>
>It's not so very difficult to understand: this is the parallel that Chomsky
>himself drew,
But it's one analogy, whether or not it's fortunate. It'sn not like Chomsky hasn't been making this point about US foreign policy for almsot 35 years.
and I believe he did so to insinuate that even a limited
>employment of force by the US to weaken bin Laden would (as in Sudan) cause
>more damage in the future than it could possibly prevent.
I don't think that was the point. The piunt was just what I said, that US intervention regularly involves horrors as bad, if not necessarily as spectacular, as 9/11.
>
>Frankly, I'm a bit more puzzled by the inability of others to recognize
>that
>not all interventions are equally horrible.
Everyone agrees with with this. The Vietnam war was far worse than, say, the bombing of Serbia, in terms of deaths, effect on the afflicted society, and so forth. The Soviet and US involvement in Afghanistan was probably in between, though pretty terrible.
Special forces operations to
>destroy bin Laden's networks may be ultimately counterproductive (although
>that's far from certain), but they're unlikely to inflict many civilian
>casualties.
You'd think we would have learned, but no. Sure, if the special forces just poke around in the mountains and we avoid bombing villages, it won't be so bad in terms of "collateral damage," but it's far from clear that they will be able to capture or kill bin Laden, and the record of the long term effecdts of US involvement has not been good. Aftera ll, as been pointed out at length all over the place, bin Laden himself is a prodyct of past US involvement in Afghanistan.
Even an effort to oust the Taliban needn't be a war against the
>people of Afghanistan, for they and not the US are the party that has
>incurred the most suffering at the hands of that wretched regime.

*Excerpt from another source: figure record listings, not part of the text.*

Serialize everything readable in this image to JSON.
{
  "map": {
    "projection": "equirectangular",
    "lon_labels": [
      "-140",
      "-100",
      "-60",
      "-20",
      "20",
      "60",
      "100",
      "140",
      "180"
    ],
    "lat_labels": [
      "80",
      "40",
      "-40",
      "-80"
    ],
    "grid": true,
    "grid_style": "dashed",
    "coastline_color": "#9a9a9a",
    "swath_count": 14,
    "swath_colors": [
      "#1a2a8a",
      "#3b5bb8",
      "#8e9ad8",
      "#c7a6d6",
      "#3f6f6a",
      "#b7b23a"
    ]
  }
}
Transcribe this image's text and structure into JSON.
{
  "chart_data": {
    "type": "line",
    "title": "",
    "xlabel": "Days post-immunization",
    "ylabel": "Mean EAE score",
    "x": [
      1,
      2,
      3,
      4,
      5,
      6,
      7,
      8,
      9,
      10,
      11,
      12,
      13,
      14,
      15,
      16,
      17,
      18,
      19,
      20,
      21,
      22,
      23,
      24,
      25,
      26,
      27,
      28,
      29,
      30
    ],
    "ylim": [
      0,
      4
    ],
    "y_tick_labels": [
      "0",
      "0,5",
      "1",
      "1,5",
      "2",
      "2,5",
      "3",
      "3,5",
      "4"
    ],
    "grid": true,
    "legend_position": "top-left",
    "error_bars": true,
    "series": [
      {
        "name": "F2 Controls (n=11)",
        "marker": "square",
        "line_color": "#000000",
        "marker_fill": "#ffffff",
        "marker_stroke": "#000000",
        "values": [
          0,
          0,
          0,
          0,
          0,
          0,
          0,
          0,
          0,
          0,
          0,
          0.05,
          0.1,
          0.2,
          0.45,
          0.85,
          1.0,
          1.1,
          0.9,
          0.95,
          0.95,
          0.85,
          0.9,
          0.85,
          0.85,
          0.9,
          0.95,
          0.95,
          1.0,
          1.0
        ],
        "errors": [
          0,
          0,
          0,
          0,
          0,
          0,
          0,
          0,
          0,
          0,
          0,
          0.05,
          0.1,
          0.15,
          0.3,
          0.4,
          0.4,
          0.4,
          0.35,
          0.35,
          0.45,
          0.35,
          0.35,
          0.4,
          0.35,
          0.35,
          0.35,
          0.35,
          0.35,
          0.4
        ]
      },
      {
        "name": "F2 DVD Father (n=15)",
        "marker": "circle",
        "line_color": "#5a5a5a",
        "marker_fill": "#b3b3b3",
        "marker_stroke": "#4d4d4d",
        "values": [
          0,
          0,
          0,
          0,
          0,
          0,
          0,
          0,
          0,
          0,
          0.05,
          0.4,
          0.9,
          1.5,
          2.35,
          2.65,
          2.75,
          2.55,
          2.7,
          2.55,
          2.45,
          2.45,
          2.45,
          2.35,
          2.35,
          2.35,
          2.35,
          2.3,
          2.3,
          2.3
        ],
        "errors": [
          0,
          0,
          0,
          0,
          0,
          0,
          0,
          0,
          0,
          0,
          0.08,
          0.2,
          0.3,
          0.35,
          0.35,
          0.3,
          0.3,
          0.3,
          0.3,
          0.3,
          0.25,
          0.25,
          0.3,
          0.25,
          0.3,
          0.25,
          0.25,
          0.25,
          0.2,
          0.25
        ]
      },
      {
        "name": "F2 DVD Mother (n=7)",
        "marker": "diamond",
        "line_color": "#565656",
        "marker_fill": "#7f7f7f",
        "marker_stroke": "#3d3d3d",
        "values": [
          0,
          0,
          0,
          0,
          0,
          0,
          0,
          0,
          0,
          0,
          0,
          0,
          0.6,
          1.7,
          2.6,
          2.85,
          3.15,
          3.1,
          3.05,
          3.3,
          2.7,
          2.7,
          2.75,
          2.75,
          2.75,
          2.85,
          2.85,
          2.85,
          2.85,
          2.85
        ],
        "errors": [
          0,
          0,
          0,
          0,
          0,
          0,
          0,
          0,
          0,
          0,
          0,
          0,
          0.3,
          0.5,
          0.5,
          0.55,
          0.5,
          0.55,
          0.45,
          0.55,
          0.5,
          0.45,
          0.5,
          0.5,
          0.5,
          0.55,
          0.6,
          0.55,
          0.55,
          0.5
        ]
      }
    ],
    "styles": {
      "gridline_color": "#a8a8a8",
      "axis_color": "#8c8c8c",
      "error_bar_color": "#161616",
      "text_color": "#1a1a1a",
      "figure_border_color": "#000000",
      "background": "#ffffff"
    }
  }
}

The Tabilan is a vile regime, and deserves to be overthrown by the Afghan people. But the US has not got a good track record when it comes to overthrowing other countries' governments and replacing them with something better. The Taliban is a case in point.
On the
>other hand, we ought to worry about the prospect of a war against multiple
>states akin to the one Wolfowitz and others have called for.
Yea, indeed.
>
>A query for those who advocate bringing bin Laden and co to trial (as I
>would if I thought it possible): who's going to bring him into the UN's
>custody? Do you think that he'll willingly turn himself in?
Not likely. Of course if we hadn't been such jerks about it, and had presented the evidence to the Taliban, it's not beyond conception that they might have turned him over to the International Tribunal. Be that as it may. If the US is going to comb the mountains to find him, it still ought to be with a law enforcement and not a military goal: the point should be to bring a suspect to justice, not to kill an enemy when we don't even know for sure that he is the enemy.